What is Medpay and Why Do I Have to Pay Them Back?
Although everyone who owns an automobile in Florida must buy PIP insurance coverages, it is not a requirement of Florida law that every auto owner also buy so called "Medpay" insurance. However, many owners do buy Medpay-in part because they want to have "full coverage". Thus, for a fairly small increase in premiums, most auto carriers will sell you Medical Payment Insurance Coverage-aka "Medpay". Medpay is insurance that like PIP (see blogs "Why do we have to use my insurance?" and "Why are they subtracting $10,000 from my jury verdict?"). Medpay will pay its benefits regardless of whether you were at fault or the other guy was at fault. Thus, like PIP, Medpay is a "No Fault" type of coverage. As its name implies, it pays for medical expenses, but not lost wages. It is designed to "fill in the gaps" of your medical expenses from a crash which PIP does not pay. Specifically, because PIP only pays 80% of any medical charge, and only up to a total of $10,000, there will be an outstanding balance with that provider for the unpaid 20% of the bill. Medpay is designed to pay that 20%, plus any other medical expenses over and above the $10,000 PIP limits, up to the limits of the Medpay coverages (Usually $5,000, but I have seen as high as $50,000).
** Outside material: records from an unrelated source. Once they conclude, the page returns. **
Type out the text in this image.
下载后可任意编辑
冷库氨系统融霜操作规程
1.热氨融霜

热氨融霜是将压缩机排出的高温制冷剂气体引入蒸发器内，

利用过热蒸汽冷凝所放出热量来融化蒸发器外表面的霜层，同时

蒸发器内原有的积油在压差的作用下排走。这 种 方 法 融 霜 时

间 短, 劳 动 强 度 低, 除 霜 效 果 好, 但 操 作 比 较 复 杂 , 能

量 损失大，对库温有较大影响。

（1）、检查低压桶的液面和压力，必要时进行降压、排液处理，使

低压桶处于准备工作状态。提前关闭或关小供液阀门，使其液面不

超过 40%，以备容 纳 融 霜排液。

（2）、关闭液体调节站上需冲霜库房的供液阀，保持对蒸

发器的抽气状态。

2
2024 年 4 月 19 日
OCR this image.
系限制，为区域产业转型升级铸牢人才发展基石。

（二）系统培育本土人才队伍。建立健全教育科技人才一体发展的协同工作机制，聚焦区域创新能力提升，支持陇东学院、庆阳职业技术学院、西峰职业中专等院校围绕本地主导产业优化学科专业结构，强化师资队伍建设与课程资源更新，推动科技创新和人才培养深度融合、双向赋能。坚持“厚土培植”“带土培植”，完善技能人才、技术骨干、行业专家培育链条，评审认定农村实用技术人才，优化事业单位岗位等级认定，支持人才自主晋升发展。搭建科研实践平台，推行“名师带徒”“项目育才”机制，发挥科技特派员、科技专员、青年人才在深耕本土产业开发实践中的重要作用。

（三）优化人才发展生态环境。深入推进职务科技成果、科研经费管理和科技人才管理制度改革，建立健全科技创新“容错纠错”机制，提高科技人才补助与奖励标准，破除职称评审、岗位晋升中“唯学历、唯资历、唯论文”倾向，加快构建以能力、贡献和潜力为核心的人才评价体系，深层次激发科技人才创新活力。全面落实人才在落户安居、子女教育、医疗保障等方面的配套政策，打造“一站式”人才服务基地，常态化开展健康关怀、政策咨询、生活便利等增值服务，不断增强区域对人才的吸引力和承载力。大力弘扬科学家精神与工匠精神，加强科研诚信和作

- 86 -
However, unlike PIP, if your own insurance company pays Medpay benefits, that insurance company does have what is called a "right of subrogation". Subrogation is a legal term essentially meaning that the insurance company has a right to be paid back out of the proceeds of any settlement or verdict on the crash for which they paid Medpay benefits. Thus, whenever we settle a client's case or obtain a verdict after trial, the insurance company that paid the Medpay has a lien on the proceeds of that settlement or verdict that must be negotiated and paid.